I thought of Uncle John lecturing me about the virtues of a stiff upper lip and thanked God I had married into a Jewish family.
“What’s the news from Oxmoon?” I inquired when we had all recovered sufficiently to conduct a normal conversation.
“I shall drive us there now,” said my new father-in-law. “Your mother has been most charming and friendly. We’re invited to drinks to celebrate your return.”
This sounded promising. I was glad my mother had recovered from the paroxysm of rage that had driven her to threaten me with a wardship of court.
We drove out of Swansea, and because of my prolonged absence I seemed to see Gower with new eyes. What struck me most, after the vast stark ravishing wastes of Scotland, was how diverse beautiful little Gower was, sixteen slender miles of infinite variety set in a changeless yet ever-changing sea. Gower had everything, cliffs, sands, tidal causeways, estuaries, moors, miniature mountains, woods, fields, farms, villages, churches, megalithic monuments, Norman castles, eighteenth-century mansions, Medieval manors, a romantic history and even, as its gateway, glorious Swansea, the plain woman with “It,” lounging on her chaise longue of hills above the Neapolitan curve of Swansea Bay. As Rhossili Downs became visible in the distance I squeezed Anna’s hand and whispered with pride as well as joy, “Nearly home.”

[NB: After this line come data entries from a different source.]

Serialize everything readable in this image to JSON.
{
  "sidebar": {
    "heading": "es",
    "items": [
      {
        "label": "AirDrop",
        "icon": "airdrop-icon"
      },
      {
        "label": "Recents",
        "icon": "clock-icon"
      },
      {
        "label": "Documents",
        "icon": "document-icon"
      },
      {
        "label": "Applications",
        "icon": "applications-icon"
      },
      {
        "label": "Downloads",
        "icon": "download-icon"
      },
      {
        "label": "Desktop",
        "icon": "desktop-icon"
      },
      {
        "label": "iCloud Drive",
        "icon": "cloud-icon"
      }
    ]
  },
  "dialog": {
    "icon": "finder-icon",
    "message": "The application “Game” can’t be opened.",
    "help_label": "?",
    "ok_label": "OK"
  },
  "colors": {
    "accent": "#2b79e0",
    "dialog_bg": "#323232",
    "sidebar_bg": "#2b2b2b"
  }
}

“Home,” said Anna. “Home.” She sounded as if she could hardly believe her good fortune, and greatly to
uched I leaned over to give her a kiss. In the front seat Mrs. Steinberg saw us and wiped away another tear.
Dr. Steinberg hooted the horn three times as we passed through the gates of Oxmoon. “Your mother’s instructions!” he called, smiling at us in the mirror, and glancing up the drive I saw all the servants trooping out of the front door. As Lowell chivied them into line, my mother, massive in purple like some neo-Roman empress, stood framed formidably in the doorway.
“What’s happening?” whispered Anna in wonder.
“Good God, Mum’s turned up trumps! It’s the royal reception, darling—Mum’s acknowledging us as master and mistress of Oxmoon!”
Dr. Steinberg managed to halt the car but he was in such a state that he stalled the engine. We lurched forward, startling Lowell who had been about to open the passenger door.
“Good afternoon, sir,” he said when I had recovered sufficiently to scramble out. “Good afternoon, madam. On behalf of all the servants I would like to welcome you home to Oxmoon and express the hope that you’ll be very happy here. Sir, may we offer you our best wishes for the future and our sincerest congratulations.”
“Thank you, Lowell,” I said. “That’s very decent of you.” I piloted Anna past the row of servants who all bowed or curtsied. Anna was nervous, but when Cook’s small daughter presented her with a bouquet of flowers she smiled with genuine pleasure, and I knew all was well.
I took up a masterful position on the porch steps.
“Thank you all for your splendid welcome,” I said in Welsh, trying hard to get the accent right, and added in English: “My wife’s much looking forward to living here, and we plan to make Oxmoon the finest house in Wales!”
Everyone looked thrilled. Smiling radiantly I took Anna’s hand in mine and steered her up the steps to my mother.
“Hullo, Mum!” I said. “The prodigal returns!”